For sure you may /but do not have to/  burn the samples and from amounts of CO2 and H2O determined  you can calculate the H to C ratios.

The only condition for both methods is, the absolutely dry and impurities /incl. mineral ones/ free samples of soot to be used for analyses. Or, you have to know their exact contents in the samples to be able correct the resulting data.

I thnik H would convert to H2O so you probably can't .

Burn it by pure O2 and then measure the H2O/CO2 ratio

If you have exact CHN analyses data you can relay on them and calculate  H to C ratio directly.

For sure you may /but do not have to/  burn the samples and from amounts of CO2 and H2O determined  you can calculate the H to C ratios.

The only condition for both methods is, the absolutely dry and impurities /incl. mineral ones/ free samples of soot to be used for analyses. Or, you have to know their exact contents in the samples to be able correct the resulting data.

From a typical CHN(S) analysis, what seems you have done with your samples, the H and C values are exactly what you need fo H/C calculations. Just take care for weight and atomic ratio.

Generally chemical composition of diesel is assumed as C10H22, from which C/H ratio can be estimated. For preparation of biodiesel, vegetable oil is to be heated up to 50-60 deg C and is t o be reacted wih methanol in presence of  methanol. Some times two stage esterification is required depending on content of fatty acids. Vegetable oil composition is known to us. After esterfication, chemical composition can be calcualted The most important condtions to be maintained in esterification are reaction time, temperature and molal conc of methanol. Hence C/H value of biodiesel can be estimaed.

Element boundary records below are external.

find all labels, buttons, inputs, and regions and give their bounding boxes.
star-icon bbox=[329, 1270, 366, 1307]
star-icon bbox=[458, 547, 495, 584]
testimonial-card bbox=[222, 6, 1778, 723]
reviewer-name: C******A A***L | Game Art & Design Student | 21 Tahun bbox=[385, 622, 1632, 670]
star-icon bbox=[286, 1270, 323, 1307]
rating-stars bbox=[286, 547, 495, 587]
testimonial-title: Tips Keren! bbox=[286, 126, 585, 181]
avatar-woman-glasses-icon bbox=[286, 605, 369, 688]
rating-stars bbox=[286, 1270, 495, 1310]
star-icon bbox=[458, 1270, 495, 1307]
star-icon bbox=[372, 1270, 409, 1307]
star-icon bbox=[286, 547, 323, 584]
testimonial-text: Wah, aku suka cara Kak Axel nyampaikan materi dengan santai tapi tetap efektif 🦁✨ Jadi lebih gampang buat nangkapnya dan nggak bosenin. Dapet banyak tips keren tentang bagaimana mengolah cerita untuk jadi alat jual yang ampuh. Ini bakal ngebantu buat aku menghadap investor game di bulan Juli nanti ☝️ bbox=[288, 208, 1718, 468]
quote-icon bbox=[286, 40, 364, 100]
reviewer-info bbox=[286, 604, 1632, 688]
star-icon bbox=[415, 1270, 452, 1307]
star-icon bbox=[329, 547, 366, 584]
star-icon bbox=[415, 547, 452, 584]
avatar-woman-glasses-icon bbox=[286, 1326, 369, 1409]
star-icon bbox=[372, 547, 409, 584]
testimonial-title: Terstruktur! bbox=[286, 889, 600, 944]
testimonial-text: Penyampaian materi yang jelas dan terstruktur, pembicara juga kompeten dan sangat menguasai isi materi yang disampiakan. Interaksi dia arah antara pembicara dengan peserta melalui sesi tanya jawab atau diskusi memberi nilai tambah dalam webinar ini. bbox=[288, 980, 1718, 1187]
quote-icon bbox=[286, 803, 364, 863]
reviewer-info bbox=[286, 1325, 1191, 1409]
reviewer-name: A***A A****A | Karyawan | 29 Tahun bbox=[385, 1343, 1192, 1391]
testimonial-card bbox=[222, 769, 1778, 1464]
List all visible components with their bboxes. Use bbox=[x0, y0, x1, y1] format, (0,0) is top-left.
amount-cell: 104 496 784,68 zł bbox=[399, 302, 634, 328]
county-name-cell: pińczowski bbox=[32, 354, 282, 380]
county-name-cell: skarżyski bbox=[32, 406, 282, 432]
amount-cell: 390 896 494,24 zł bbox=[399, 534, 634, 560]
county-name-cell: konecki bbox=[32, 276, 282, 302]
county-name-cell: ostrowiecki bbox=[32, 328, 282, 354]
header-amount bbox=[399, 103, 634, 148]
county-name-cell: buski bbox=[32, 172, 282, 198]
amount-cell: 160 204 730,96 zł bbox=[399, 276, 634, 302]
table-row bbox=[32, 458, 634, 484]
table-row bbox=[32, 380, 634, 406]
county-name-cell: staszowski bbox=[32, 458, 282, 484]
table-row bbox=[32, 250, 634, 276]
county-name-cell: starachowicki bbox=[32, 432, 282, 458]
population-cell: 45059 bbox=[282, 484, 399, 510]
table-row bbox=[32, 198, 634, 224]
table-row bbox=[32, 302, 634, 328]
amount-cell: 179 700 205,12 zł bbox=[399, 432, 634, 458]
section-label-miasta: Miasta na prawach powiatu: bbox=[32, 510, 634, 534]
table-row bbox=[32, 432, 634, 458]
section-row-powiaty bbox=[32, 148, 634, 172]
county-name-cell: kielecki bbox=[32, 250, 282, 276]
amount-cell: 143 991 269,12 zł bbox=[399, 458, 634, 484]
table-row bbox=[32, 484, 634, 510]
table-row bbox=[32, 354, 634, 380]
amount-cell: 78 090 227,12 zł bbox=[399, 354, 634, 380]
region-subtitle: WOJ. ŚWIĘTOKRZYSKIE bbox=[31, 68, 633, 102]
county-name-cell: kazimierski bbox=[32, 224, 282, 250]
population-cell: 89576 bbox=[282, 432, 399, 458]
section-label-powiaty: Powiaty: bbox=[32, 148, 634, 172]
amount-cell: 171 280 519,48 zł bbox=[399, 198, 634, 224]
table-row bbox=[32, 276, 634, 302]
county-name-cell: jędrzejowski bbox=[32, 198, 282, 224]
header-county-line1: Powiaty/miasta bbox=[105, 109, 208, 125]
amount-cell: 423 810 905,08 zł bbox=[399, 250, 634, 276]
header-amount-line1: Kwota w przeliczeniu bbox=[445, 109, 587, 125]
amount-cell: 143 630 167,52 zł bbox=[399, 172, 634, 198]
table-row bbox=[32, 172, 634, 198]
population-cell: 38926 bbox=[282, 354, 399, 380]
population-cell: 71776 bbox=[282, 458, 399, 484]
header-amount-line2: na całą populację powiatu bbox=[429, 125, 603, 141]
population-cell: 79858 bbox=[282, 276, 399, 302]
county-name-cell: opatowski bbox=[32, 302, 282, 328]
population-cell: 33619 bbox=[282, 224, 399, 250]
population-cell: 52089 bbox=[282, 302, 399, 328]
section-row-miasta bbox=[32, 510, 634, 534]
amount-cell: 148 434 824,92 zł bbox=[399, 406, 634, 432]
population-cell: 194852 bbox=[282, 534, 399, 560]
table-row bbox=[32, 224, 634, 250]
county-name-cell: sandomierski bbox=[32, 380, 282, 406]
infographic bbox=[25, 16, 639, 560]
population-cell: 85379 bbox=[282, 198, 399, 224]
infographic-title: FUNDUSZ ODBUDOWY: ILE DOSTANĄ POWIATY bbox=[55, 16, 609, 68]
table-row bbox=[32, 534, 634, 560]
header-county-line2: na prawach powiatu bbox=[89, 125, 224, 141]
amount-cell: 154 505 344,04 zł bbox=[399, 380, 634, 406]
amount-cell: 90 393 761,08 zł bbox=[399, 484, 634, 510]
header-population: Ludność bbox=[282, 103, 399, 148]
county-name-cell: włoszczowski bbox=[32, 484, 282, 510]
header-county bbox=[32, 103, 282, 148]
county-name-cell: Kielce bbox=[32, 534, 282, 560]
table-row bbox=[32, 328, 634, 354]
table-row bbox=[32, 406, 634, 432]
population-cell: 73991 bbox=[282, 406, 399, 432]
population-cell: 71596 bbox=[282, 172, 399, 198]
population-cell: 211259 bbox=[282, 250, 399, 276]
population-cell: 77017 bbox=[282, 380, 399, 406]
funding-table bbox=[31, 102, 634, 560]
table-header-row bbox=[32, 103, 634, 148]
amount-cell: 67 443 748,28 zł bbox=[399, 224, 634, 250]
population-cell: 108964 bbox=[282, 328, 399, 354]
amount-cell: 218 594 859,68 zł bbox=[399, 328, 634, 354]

Higher the value of C/H ratio, more CO2, more CO and hence more carbon particles in the exhaust of the engine.  

I would recommend using Soxhlet solvent extraction of an aliquot of the sample.  You can then conduct GC-FID or other GC analyses.  GC-FID can provide an alkane-equivalent carbon number distribution for the sample, but not hydrogen.  You may be able to reasonably infer C:H with additional exhaust sample analyses or characterization of the fuels and lubricants used.  Keep in mind that for engines with reasonably good combustion efficiency, the VOC present as PM is primarily exhaust products from  lubricant for the petroleum diesel fuel and a combination of exhaust products from both lubricant and fatty-acid methyl ester species in the case biodiesel fuel usage; assuming no use of catalytic exhaust aftertreatment.  Products of petroleum diesel fuel in the exhaust are primarily (though not entirely) in the gas phase at typical exhaust sampling temperatures (~50 C for air-diluted exhaust samples) and typical VOC concentrations in dilute exhaust.  A large fraction of the VOC emitted from non-catalyzed diesel exhaust is from lubricant and fuel trapped in crevice volumes and thus not fully exposed to combustion processes, so considerable information may be gained via fuel and lubricant analysis.

Two stage esterification-The first stage (acid-catalyzed) of the process is to reduce the free fatty acids (FFA) content in vegetable oil by esterification with methanol (99% pure) and acid catalyst (sulfuric acid-98% pure) in 1 hour time of reaction at 55°C. Molar ratio of vegetable oil to methanol was to be determined and 0.75% catalyst (w/w).  

In the second stage (alkali-catalyzed), the triglyceride portion of the vegetable oil will react with methanol and base catalyst (sodium hydroxide–99% pure), in one hour time of reaction at 65°C, to form methyl ester (biodiesel) and glycerol. To remove un–reacted methoxide present in raw methyl ester, it is purified by the process of water washing with air–bubbling.